Red-wine braised Wagyu short ribs
Dessert of brioche bread pudding, golden raisins, Frangelico caramel, hazelnuts and brown butter ice cream was scarfed down, implements be damned, by the two-inch waisted mommy bloggers, but I was full, so I scraped off the Henry’s ice cream and left the rest.
A copy of the drinks list (wine, cocktails and beers) did not arrive by press time.
What is it like to eat at DCH? The padded room feel, making for low decibels, combined with ample table spacing mean that you can discuss business here. The new chairs are even more sumptuous than the ones that existed prior to the fire (but were ‘on the waves’ from their manufacturer before the fire, so the change had some pre-meditation). There are also sumptuous high-backed booths. It all makes for a luxurious ambience. Service is by an established, experienced waitstaff who rise to what is expected in the A-list steak houses around town.

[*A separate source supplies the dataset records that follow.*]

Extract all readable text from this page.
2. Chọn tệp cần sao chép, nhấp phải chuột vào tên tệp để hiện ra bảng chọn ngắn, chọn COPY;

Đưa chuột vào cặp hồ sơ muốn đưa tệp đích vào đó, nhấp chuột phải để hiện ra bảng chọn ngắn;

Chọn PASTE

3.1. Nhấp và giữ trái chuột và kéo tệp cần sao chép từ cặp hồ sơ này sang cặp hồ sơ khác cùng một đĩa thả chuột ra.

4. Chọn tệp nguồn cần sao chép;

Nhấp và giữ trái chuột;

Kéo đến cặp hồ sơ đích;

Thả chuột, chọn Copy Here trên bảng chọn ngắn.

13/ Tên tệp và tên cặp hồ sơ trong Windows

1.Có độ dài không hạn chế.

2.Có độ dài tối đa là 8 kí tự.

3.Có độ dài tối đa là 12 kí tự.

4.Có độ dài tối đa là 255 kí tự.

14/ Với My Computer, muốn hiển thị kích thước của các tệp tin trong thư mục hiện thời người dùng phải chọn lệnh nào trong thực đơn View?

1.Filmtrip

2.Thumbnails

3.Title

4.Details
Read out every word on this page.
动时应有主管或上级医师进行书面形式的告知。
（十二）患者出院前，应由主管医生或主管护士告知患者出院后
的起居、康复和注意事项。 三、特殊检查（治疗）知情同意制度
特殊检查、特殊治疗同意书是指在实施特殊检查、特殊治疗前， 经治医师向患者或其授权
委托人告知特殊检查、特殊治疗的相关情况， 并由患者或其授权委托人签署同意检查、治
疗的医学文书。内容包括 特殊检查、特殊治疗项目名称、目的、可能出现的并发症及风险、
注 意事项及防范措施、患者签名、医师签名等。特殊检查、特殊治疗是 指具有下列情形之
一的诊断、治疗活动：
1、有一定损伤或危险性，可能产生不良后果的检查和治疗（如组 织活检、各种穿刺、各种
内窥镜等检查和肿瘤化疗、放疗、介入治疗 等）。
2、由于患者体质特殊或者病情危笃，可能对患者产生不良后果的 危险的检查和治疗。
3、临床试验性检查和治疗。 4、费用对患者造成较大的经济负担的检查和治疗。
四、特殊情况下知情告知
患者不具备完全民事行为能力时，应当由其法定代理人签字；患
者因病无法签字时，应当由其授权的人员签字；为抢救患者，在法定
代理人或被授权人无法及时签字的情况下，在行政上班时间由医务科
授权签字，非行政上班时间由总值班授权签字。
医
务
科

A lively bar is next door and extends out to the patio. Happy hour (4-7pm) is a scene.
The bottom line is that DCH is a first-tier destination steak house for downtown or Uptown diners. The $7 valet parking at dinner time is not comped but under-building self-parking on Elm and St. Paul is (call for details). A marketing faux pas in my opinion. It adds to the standard steak house menu a selection of some of the leading edge-case steak interpretations around, plus non-steak recipes that succeed on their own merits. Well worth checking out.
Andrew. Thank you so much for the kind and very well written review. I do have to say though that you have 60 day dry age on there but its actually 120 day. We have a misprint on our menu that was fixed today. I just wanted you to know. Thanks again.